With regard to the prognostic role of BNP level, several studies support the utility of BNP in the long-term prognosis of patients with CKD; these studies consistently demonstrated a positive relation of BNP levels to long-term outcomes, such as all-cause death and cardiac events [13, 16, 18, 27, 28]. In these studies, however, the subjects were mostly stable outpatients at study entry, while our study focused on those admitted to the ICU due to acute illness. The significant relation revealed by multivariate analyses in our study between higher BNP levels and the incidence of new cardiac events indicate that BNP level, even when measured in the unstable state as in the ICU setting, could be a useful marker for predicting future cardiac events.

BNP levels are usually elevated in both haemodialysis and peritoneal dialysis patients [2932]. In subgroup analysis with dialysis-dependent patients, this study demonstrated a similar cutoff level to that of all 136 patients with CKD, and high admission BNP levels were also associated with a high incidence of new cardiac events, which was consistent with previous studies [16, 27, 28]. Although no large-scale trials have been performed on dialysis-dependent patients, these results suggest that BNP levels at admission may still be a useful tool regardless of dialysis state in the ICU.

This study had several limitations. First, this was a retrospective study and the number of patients was limited. Therefore, the data may reflect some unintended bias. In particular, of 194 patients with CKD, 58 patients were excluded due to the absence of BNP results. This exclusion might have led to an increased number of patients with ADHF and the elevated BNP levels. Second, the diagnosis of ADHF in this study was made mainly by clinical and radiological findings. However, in clinical practice, patients with ADHF may not have pulmonary oedema in chest radiographs and in some patients with ADHF the radiographic findings are similar to those of ALI/ARDS. Therefore, some misclassification may have occurred in this study. Third, the data for subsequent deaths and cardiac events were based on electronic records. Therefore, even with high adherence of patients with CKD to the institution, outcomes may have been missed. Fourth, we could not investigate the changes in BNP level during ICU stay or BNP levels at discharge, which may reflect the effectiveness of ICU treatment and be associated with patient outcomes [33]. This was mainly due to the nature of this study, which did not have a prognostic design. Fifth, we could not evaluate the degree of patient compliance with prescribed medications, which could have a major impact on clinical outcomes.

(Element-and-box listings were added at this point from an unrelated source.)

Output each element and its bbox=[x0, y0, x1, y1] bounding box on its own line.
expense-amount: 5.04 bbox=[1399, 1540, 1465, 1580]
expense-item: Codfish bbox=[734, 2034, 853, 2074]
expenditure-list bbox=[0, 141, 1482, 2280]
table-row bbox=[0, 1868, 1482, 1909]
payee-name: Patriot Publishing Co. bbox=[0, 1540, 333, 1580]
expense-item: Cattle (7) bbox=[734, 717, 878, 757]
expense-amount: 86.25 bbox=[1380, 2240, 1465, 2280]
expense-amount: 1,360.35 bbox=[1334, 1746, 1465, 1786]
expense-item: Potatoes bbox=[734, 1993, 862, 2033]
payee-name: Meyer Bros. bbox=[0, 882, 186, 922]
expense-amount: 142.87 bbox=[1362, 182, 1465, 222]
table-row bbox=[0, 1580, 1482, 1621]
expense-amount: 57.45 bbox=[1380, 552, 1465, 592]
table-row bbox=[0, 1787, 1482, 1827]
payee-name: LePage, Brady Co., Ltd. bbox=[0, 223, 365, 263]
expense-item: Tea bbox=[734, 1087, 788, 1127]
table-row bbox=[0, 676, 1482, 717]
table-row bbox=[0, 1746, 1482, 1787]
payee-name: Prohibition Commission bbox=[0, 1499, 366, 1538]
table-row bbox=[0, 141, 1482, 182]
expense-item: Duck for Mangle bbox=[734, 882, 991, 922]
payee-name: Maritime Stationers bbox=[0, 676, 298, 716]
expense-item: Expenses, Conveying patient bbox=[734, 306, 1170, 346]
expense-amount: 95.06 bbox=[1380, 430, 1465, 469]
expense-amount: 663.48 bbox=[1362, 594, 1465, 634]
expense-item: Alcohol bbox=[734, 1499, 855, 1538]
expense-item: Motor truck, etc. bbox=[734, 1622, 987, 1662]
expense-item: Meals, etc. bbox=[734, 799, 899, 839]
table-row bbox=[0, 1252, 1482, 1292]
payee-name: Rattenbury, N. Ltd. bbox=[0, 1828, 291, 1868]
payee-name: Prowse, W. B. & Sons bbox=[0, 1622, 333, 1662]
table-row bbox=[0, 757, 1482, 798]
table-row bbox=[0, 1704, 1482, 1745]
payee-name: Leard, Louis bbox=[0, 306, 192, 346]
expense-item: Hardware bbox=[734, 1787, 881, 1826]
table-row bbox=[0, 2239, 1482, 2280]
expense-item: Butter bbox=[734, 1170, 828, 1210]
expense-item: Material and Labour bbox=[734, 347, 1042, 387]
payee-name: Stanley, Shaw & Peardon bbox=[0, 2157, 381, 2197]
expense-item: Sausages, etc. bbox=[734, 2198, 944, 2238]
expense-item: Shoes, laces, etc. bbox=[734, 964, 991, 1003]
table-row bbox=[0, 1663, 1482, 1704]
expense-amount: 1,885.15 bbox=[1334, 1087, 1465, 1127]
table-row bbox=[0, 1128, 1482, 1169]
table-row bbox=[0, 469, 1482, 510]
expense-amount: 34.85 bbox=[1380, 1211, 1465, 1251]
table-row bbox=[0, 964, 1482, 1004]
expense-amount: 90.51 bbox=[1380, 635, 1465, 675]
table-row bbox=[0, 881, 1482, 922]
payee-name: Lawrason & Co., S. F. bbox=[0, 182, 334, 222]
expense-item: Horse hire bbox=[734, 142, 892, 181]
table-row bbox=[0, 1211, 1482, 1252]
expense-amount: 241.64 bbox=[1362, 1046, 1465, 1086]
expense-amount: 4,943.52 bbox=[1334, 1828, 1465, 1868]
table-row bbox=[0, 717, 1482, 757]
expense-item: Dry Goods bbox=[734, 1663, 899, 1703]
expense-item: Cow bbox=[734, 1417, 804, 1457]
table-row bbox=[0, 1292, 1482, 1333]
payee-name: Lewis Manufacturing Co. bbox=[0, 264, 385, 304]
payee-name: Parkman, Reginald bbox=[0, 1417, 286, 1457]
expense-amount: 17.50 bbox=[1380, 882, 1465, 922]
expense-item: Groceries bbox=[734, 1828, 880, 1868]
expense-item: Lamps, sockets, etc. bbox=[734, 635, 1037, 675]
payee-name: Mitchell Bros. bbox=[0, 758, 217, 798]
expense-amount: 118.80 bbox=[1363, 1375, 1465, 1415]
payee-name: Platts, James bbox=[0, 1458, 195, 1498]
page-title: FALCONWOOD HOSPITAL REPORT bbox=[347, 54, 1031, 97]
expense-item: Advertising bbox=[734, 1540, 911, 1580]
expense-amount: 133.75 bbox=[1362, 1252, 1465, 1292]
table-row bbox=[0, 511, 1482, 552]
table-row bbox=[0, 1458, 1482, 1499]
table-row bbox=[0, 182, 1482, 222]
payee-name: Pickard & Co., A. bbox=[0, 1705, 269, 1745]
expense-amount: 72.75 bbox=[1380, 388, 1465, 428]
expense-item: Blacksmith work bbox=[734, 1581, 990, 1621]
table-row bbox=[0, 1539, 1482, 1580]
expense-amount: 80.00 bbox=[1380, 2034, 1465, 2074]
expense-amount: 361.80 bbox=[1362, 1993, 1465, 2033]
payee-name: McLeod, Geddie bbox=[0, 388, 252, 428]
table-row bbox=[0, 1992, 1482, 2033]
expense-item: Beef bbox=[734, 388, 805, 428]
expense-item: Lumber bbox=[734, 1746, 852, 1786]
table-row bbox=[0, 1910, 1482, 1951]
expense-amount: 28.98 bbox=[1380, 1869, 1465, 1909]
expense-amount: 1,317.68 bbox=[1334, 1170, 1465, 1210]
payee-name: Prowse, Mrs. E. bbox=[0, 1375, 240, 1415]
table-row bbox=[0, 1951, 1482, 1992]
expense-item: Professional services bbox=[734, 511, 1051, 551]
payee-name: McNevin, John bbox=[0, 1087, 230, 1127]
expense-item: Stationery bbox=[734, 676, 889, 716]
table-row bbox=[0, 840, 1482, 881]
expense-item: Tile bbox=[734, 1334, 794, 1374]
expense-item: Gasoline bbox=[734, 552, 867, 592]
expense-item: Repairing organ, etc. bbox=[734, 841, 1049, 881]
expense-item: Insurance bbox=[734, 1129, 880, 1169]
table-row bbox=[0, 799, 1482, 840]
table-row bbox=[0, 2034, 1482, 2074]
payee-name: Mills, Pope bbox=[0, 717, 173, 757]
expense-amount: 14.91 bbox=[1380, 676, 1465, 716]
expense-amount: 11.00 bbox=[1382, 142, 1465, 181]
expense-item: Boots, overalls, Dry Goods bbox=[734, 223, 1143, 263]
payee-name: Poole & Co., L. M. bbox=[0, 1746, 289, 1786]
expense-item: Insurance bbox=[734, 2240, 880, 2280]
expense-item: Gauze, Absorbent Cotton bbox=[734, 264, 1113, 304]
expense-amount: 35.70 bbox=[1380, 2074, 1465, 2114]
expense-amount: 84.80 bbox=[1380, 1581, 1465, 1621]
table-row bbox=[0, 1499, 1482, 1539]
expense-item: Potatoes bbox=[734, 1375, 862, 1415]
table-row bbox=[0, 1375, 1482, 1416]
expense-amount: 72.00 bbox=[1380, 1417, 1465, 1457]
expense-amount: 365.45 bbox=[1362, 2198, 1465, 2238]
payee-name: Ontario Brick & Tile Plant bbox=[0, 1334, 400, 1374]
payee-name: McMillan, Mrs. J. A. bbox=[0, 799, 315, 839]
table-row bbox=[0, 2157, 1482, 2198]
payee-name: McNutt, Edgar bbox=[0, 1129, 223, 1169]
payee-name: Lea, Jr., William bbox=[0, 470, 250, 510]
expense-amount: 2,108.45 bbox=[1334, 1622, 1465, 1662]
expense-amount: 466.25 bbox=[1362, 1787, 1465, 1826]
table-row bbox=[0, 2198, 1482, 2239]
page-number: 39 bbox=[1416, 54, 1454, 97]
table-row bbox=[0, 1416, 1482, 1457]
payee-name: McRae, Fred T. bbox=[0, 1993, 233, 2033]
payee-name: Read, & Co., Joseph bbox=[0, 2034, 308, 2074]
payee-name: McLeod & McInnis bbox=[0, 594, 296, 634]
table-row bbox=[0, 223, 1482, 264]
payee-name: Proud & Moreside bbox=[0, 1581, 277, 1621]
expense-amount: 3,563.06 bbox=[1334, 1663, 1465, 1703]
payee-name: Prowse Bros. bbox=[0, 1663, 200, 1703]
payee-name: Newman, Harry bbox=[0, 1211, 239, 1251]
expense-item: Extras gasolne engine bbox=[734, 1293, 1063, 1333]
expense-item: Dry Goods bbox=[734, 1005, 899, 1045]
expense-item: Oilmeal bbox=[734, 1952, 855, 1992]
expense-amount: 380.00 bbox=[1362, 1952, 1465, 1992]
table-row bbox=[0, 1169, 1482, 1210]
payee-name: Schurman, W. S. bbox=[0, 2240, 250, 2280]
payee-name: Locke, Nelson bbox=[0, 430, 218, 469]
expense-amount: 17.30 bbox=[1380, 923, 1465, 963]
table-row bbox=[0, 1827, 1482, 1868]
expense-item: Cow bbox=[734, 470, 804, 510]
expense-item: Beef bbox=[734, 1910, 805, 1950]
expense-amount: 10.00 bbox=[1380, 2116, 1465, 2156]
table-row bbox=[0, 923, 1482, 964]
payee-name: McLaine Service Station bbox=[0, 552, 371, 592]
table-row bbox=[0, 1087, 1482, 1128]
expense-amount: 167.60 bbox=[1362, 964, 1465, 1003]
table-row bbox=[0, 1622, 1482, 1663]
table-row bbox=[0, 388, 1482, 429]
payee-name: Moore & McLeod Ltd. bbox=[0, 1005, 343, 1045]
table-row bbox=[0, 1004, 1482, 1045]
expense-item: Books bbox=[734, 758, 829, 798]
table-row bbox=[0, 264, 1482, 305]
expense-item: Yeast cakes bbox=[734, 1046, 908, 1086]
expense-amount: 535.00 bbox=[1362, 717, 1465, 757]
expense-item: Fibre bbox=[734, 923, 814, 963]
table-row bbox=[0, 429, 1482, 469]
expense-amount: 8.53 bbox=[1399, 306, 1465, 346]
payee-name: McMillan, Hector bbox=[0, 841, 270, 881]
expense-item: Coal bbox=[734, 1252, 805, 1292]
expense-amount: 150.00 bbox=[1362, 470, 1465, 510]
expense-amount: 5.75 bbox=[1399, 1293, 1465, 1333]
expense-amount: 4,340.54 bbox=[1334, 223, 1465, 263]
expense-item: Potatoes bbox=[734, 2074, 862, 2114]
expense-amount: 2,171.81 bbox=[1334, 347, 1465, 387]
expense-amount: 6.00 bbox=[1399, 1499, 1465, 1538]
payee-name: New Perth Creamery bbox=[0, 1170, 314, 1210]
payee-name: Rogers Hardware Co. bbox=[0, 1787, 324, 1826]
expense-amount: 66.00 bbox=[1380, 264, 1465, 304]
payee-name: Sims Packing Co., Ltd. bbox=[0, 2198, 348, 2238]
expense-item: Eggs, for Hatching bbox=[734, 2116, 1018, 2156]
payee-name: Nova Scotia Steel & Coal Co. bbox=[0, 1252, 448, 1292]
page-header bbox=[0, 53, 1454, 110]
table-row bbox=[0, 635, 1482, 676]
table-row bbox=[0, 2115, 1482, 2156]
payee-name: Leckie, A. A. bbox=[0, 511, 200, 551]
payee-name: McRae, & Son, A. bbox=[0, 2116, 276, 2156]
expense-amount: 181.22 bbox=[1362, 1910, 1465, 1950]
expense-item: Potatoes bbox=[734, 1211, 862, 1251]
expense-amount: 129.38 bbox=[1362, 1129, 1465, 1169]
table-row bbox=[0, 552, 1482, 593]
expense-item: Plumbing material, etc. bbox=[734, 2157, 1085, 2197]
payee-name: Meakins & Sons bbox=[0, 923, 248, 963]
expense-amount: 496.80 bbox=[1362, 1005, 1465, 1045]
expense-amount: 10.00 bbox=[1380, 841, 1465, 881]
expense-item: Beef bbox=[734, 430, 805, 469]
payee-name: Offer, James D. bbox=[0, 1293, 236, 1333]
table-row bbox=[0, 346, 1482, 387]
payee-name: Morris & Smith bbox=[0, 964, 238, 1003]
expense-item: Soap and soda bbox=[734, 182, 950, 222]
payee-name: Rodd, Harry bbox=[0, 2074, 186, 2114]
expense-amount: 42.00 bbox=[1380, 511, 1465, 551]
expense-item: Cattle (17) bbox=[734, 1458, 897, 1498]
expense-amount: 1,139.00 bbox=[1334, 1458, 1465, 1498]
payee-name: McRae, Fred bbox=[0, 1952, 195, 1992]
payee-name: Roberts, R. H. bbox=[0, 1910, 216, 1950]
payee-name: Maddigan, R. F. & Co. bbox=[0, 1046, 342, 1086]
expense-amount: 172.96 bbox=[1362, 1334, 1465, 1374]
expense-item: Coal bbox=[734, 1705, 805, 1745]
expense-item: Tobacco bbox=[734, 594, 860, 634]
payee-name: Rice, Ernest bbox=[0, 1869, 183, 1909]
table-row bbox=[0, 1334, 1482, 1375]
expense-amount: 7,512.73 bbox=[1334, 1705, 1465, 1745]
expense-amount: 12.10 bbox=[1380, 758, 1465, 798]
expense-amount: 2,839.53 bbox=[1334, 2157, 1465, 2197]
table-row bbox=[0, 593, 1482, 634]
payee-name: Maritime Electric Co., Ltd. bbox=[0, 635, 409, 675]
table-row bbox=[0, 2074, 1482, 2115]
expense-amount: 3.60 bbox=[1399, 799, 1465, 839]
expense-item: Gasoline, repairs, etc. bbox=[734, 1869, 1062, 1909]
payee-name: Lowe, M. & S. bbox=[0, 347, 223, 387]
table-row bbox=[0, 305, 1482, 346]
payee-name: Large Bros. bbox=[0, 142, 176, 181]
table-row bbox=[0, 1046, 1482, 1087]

Despite these limitations, to our knowledge, this is the first study on the clinical utility of BNP levels in patients with CKD in the ICU setting.

Conclusions

In this study, BNP levels at admission in patients with CKD in the ICU were not associated with in-hospital mortality. However, BNP levels at admission was useful for detecting ADHF and predicting future cardiac events (i.e., CRS type 4) in patients with CKD admitted to the ICU. Therefore, despite various confounding factors, BNP levels at admission may be useful even in critically ill patients with CKD admitted to the ICU. Further prospective studies with larger cohorts are needed to define the precise role of BNP in patients with CKD in the ICU setting.

Key messages

  • BNP levels at admission in the CKD + ADHF group were significantly higher than those in the CKD - ADHF and low-Cr/ADHF groups.

  • High BNP level was associated with LV systolic dysfunction and may be helpful for detecting ADHF in patients with CKD in the ICU setting.

  • High BNP levels at admission was not associated with in-hospital mortality, but were significantly associated with new cardiac events in patients with CKD admitted to the ICU.

  • Despite various confounding factors, BNP levels at admission may be a useful marker for CRS type 4 in ICU patients.